That actually _can_ be how it works!
Fundamentally, Godot is Object Oriented, but there is _no_ reason that has to extend beyond the base Scene node. This is because you can just define properties on your classes that represent all of those things and they can be primitives and other objects as well. An inventory absolutely _can_ just be an array.
Where I think you're getting mixed up is that you're thinking of an ECS-style implementation where raw data gets slung around to various servers which do their things to that data, and then seeing that Godot doesn't really support that out of the box, thinking it must be the exact opposite and Godot Demands that Everything Is A Node.

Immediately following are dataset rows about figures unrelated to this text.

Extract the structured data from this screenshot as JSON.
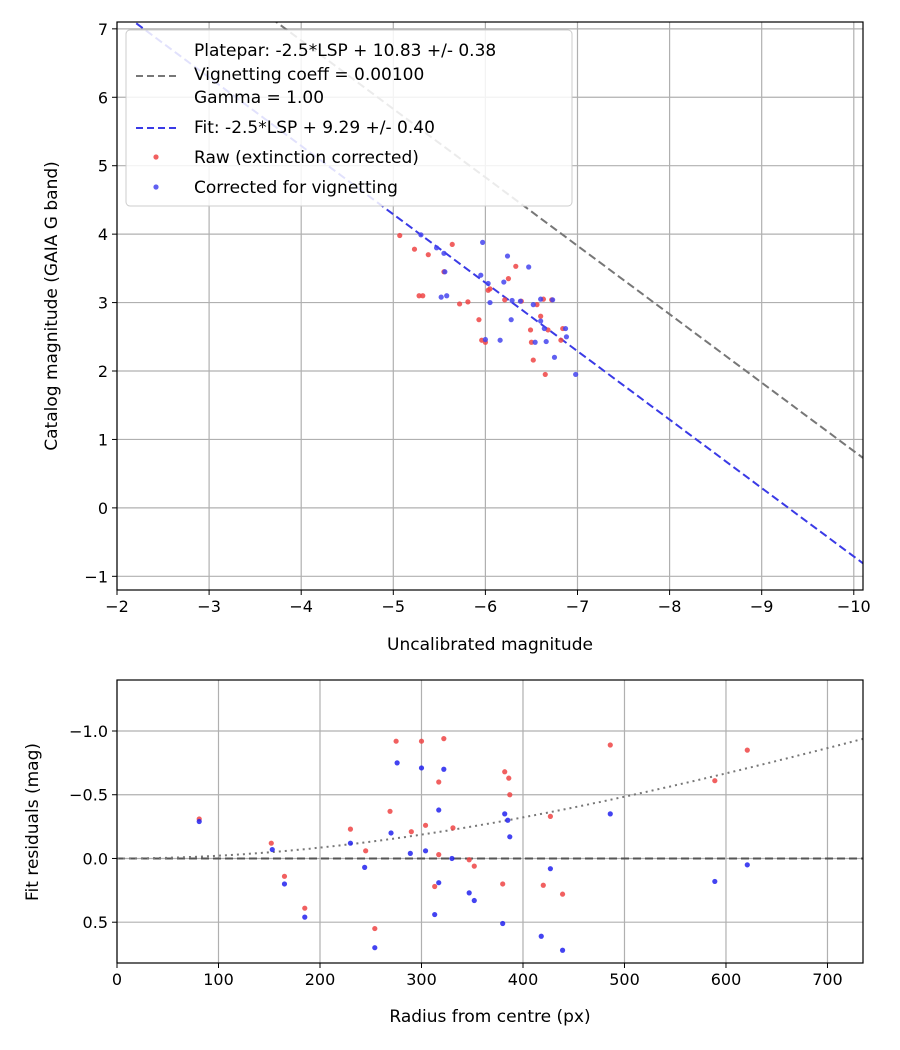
{
  "chart_data": [
    {
      "type": "scatter",
      "title": "",
      "xlabel": "Uncalibrated magnitude",
      "ylabel": "Catalog magnitude (GAIA G band)",
      "xlim": [
        -2,
        -10.1
      ],
      "ylim": [
        7.1,
        -1.2
      ],
      "xticks": [
        -2,
        -3,
        -4,
        -5,
        -6,
        -7,
        -8,
        -9,
        -10
      ],
      "xtick_labels": [
        "−2",
        "−3",
        "−4",
        "−5",
        "−6",
        "−7",
        "−8",
        "−9",
        "−10"
      ],
      "yticks": [
        -1,
        0,
        1,
        2,
        3,
        4,
        5,
        6,
        7
      ],
      "ytick_labels": [
        "−1",
        "0",
        "1",
        "2",
        "3",
        "4",
        "5",
        "6",
        "7"
      ],
      "grid": true,
      "legend_position": "top-left",
      "legend": {
        "platepar": "Platepar: -2.5*LSP + 10.83 +/- 0.38",
        "vignetting": "Vignetting coeff = 0.00100",
        "gamma": "Gamma = 1.00",
        "fit": "Fit: -2.5*LSP + 9.29 +/- 0.40",
        "raw": "Raw (extinction corrected)",
        "corrected": "Corrected for vignetting"
      },
      "lines": [
        {
          "name": "Platepar",
          "slope": 1,
          "intercept": 10.83,
          "color": "#777777",
          "style": "dashed"
        },
        {
          "name": "Fit",
          "slope": 1,
          "intercept": 9.29,
          "color": "#3a3ae6",
          "style": "dashed"
        }
      ],
      "series": [
        {
          "name": "Raw (extinction corrected)",
          "color": "#ee4444",
          "points": [
            [
              -5.07,
              3.98
            ],
            [
              -5.23,
              3.78
            ],
            [
              -5.28,
              3.1
            ],
            [
              -5.32,
              3.1
            ],
            [
              -5.38,
              3.7
            ],
            [
              -5.55,
              3.45
            ],
            [
              -5.64,
              3.85
            ],
            [
              -5.72,
              2.98
            ],
            [
              -5.81,
              3.01
            ],
            [
              -5.93,
              2.75
            ],
            [
              -5.96,
              2.45
            ],
            [
              -6.0,
              2.42
            ],
            [
              -6.03,
              3.18
            ],
            [
              -6.05,
              3.2
            ],
            [
              -6.21,
              3.04
            ],
            [
              -6.25,
              3.35
            ],
            [
              -6.33,
              3.53
            ],
            [
              -6.39,
              3.02
            ],
            [
              -6.49,
              2.6
            ],
            [
              -6.5,
              2.42
            ],
            [
              -6.52,
              2.16
            ],
            [
              -6.56,
              2.97
            ],
            [
              -6.6,
              2.8
            ],
            [
              -6.65,
              1.95
            ],
            [
              -6.68,
              2.6
            ],
            [
              -6.72,
              3.04
            ],
            [
              -6.82,
              2.45
            ],
            [
              -6.84,
              2.62
            ],
            [
              -6.63,
              3.05
            ]
          ]
        },
        {
          "name": "Corrected for vignetting",
          "color": "#4444ee",
          "points": [
            [
              -5.3,
              3.99
            ],
            [
              -5.47,
              3.8
            ],
            [
              -5.52,
              3.08
            ],
            [
              -5.55,
              3.72
            ],
            [
              -5.58,
              3.1
            ],
            [
              -5.56,
              3.45
            ],
            [
              -5.95,
              3.4
            ],
            [
              -5.97,
              3.88
            ],
            [
              -6.0,
              2.46
            ],
            [
              -6.03,
              3.28
            ],
            [
              -6.05,
              3.0
            ],
            [
              -6.16,
              2.45
            ],
            [
              -6.2,
              3.3
            ],
            [
              -6.24,
              3.68
            ],
            [
              -6.28,
              2.75
            ],
            [
              -6.29,
              3.03
            ],
            [
              -6.38,
              3.02
            ],
            [
              -6.47,
              3.52
            ],
            [
              -6.52,
              2.97
            ],
            [
              -6.54,
              2.42
            ],
            [
              -6.6,
              3.05
            ],
            [
              -6.64,
              2.62
            ],
            [
              -6.66,
              2.43
            ],
            [
              -6.73,
              3.04
            ],
            [
              -6.75,
              2.2
            ],
            [
              -6.87,
              2.62
            ],
            [
              -6.88,
              2.5
            ],
            [
              -6.98,
              1.95
            ],
            [
              -6.6,
              2.73
            ]
          ]
        }
      ]
    },
    {
      "type": "scatter",
      "title": "",
      "xlabel": "Radius from centre (px)",
      "ylabel": "Fit residuals (mag)",
      "xlim": [
        0,
        735
      ],
      "ylim": [
        -1.4,
        0.82
      ],
      "xticks": [
        0,
        100,
        200,
        300,
        400,
        500,
        600,
        700
      ],
      "xtick_labels": [
        "0",
        "100",
        "200",
        "300",
        "400",
        "500",
        "600",
        "700"
      ],
      "yticks": [
        0.5,
        0.0,
        -0.5,
        -1.0
      ],
      "ytick_labels": [
        "0.5",
        "0.0",
        "−0.5",
        "−1.0"
      ],
      "grid": true,
      "reference_lines": [
        {
          "name": "zero",
          "y": 0.0,
          "color": "#555555",
          "style": "dashed"
        },
        {
          "name": "vignetting model",
          "curve": "-2.5*log10(cos^4(atan(0.001*r)))",
          "color": "#777777",
          "style": "dotted"
        }
      ],
      "series": [
        {
          "name": "Raw (extinction corrected)",
          "color": "#ee4444",
          "points": [
            [
              81,
              -0.31
            ],
            [
              152,
              -0.12
            ],
            [
              165,
              0.14
            ],
            [
              185,
              0.39
            ],
            [
              230,
              -0.23
            ],
            [
              245,
              -0.06
            ],
            [
              254,
              0.55
            ],
            [
              269,
              -0.37
            ],
            [
              275,
              -0.92
            ],
            [
              290,
              -0.21
            ],
            [
              300,
              -0.92
            ],
            [
              304,
              -0.26
            ],
            [
              313,
              0.22
            ],
            [
              317,
              -0.6
            ],
            [
              317,
              -0.03
            ],
            [
              322,
              -0.94
            ],
            [
              331,
              -0.24
            ],
            [
              347,
              0.01
            ],
            [
              352,
              0.06
            ],
            [
              380,
              0.2
            ],
            [
              382,
              -0.68
            ],
            [
              386,
              -0.63
            ],
            [
              387,
              -0.5
            ],
            [
              420,
              0.21
            ],
            [
              427,
              -0.33
            ],
            [
              439,
              0.28
            ],
            [
              486,
              -0.89
            ],
            [
              589,
              -0.61
            ],
            [
              621,
              -0.85
            ]
          ]
        },
        {
          "name": "Corrected for vignetting",
          "color": "#2222ee",
          "points": [
            [
              81,
              -0.29
            ],
            [
              153,
              -0.07
            ],
            [
              165,
              0.2
            ],
            [
              185,
              0.46
            ],
            [
              230,
              -0.12
            ],
            [
              244,
              0.07
            ],
            [
              254,
              0.7
            ],
            [
              270,
              -0.2
            ],
            [
              276,
              -0.75
            ],
            [
              289,
              -0.04
            ],
            [
              300,
              -0.71
            ],
            [
              304,
              -0.06
            ],
            [
              313,
              0.44
            ],
            [
              317,
              0.19
            ],
            [
              317,
              -0.38
            ],
            [
              322,
              -0.7
            ],
            [
              330,
              0.0
            ],
            [
              347,
              0.27
            ],
            [
              352,
              0.33
            ],
            [
              380,
              0.51
            ],
            [
              382,
              -0.35
            ],
            [
              385,
              -0.3
            ],
            [
              387,
              -0.17
            ],
            [
              418,
              0.61
            ],
            [
              427,
              0.08
            ],
            [
              439,
              0.72
            ],
            [
              486,
              -0.35
            ],
            [
              589,
              0.18
            ],
            [
              621,
              0.05
            ]
          ]
        }
      ]
    }
  ]
}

Here's the trick: the only things that actually need to be nodes are the things that get represented in screen space! You can (and should) use Resource classes to represent your data! Using your inventory example -- you can specify a Player class that has an inventory which is an array of Items, e.g. @export var inventory: Array[Item] = [], and Item then extends Resource instead -- it's just a collection of @export fields defining what an Item's properties are. And you can, of course, extend the Item class and add them to the array. Critically, those properties can be things like models and textures and other data used for your code to know how to render the items dynamically.
Or, if you want, you can still use a Scene to represent each item, and the inventory property will still work for that Player to hold references to those Items.
Another spot you might be getting tripped up is "okay, a player has an inventory of items which are data, and I have a bunch of items, how do I get the Player instance to add an Item to their inventory?" Which goes back to Globals and Signals.
Globals are singleton classes which are accessible anywhere. This means you can break object oriented design completely by relying on them. You can make a single giant GameManager Global and every Node and Resource you create can just call methods on the game manager. I don't recommend it because when you get the hang of Signals it just feels inelegant.
Signals are just special functions that allow one Object's script to reach out to another Object's script. This is mostly done in the UI to "wire" behaviors, and tutorials on this are clear. Since you're thinking code-first, and using the inventory and assuming you have a Globall StageManager that holds a reference to the Player:
Let's say you have an Item class which extends Resource, and an InventoryItem class which extends Node3D and is built as a typical node tree -- it has children which represent its model and its boundaries, and it has an @export var item: Item , so you can set the item in the UI to a presaved item representation or create the representation of the data right there.
You can then go to the Area3D representing the object boundaries, click on the signals pane, find the input_event signal, and hook it up by double-clicking. That connects input events of all kind to the function that gets created. Then in there you could do something like, StageManager.player.inventory.append((get_parent().item) . Et voila!
But to connect a signal in code is just "object.its_signal.connect(other_object, 'func_on_that_object')". To emit a signal in code is "object.its_signal.emit()". If you're familiar with the Pub/Sub pattern, it's literally that. So another way you could do the above:
Add func add_item(item: Item): inventory.append(item) to Player.
Add a "signal item_clicked(item: Item)" to InventoryItem.
Add an on_tree_entered to your InventoryItem that has a signal_item_clicked.connect(StageManager.current_player, "add_item", item)
Then in the input_event handler function on your InventoryItem, after verifying whatever, you call "item_clicked.emit(item)"
Honestly I really recommend reading the GDScript reference. It's actually enjoyable (or it was to me anyways).